University of Utah President Michael K. Young says religious freedom on defensive

Published: Monday, April 4 2011 10:00 p.m. MDT


Young said this argument likens religion to corporate entities. It holds that religions, like corporations, are usually motivated by money and power and are prone to socially harmful behavior and misconduct and need to be regulated heavily. Religions endanger social justice, harmony and diversity.

These three arguments may pose a threat to religious liberty, but Young cautioned against casting the arguments proponents as enemies. "I don't think these people are, for the most part, ill intentioned. I don't think they are out there saying, 'Let's see if we can suppress a religion today,'" Young said. "That is not what is going on."

Young admitted that even though he sees the danger of these arguments, they are not even on the public's radar.

Young said polling data shows that the majority of Americans believe religion is essential, but also think the amount of protection religion has is about the right amount. They are more worried about the government promoting and sustaining religion. "The perception is not that there is some problem arising in this gradual way," Young said.

But if an incremental, and non-dramatic, erosion of religious liberty is to be stopped, Young said that people need to be attentive to the problem and not rely on institutions like the LDS Church to monitor it. He said people should be on the lookout for problems — particularly on the local level that might escape attention.

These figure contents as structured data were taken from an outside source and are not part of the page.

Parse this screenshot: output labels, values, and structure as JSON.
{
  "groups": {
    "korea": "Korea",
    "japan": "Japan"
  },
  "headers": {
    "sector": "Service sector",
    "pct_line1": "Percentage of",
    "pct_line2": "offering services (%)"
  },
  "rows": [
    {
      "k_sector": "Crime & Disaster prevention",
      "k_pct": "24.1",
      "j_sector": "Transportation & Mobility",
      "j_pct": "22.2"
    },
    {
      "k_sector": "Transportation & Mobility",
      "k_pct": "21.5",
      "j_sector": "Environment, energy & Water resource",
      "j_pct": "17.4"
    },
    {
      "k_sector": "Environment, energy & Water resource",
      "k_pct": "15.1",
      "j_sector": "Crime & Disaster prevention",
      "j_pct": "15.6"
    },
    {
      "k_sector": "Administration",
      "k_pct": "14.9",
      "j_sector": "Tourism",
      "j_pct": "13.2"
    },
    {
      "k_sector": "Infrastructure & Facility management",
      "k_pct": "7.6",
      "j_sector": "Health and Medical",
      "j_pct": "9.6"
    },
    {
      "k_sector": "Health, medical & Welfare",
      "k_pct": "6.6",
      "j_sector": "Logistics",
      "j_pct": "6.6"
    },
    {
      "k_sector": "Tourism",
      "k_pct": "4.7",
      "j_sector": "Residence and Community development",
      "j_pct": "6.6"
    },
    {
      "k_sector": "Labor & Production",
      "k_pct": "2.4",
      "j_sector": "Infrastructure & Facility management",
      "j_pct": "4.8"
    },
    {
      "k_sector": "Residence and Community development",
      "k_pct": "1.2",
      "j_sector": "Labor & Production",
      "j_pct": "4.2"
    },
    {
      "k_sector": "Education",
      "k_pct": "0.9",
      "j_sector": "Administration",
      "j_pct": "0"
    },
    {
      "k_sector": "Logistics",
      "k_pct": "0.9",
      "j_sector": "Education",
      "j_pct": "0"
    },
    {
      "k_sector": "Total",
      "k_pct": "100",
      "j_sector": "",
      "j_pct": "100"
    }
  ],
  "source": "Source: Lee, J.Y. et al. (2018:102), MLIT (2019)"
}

Young emphasized the importance of cultivating allies by working with organizations in civil rights areas. He said the goal is to get freedom of religion linked in their minds with other civil rights.

Young also thinks religious people need to be better champions of broader civil rights. "We should be among the most passionate civil libertarians in the world," Young said. He expanded this during the question and answer period following his presentation by saying that "we all ought to be members of the ACLU."

To Young, religious freedom is not just about making the world safe for Mormon missionaries — it is about free will and agency. "We have a profound moral obligation to protect religious freedom, not only on our behalf, but on behalf of so many others around the world."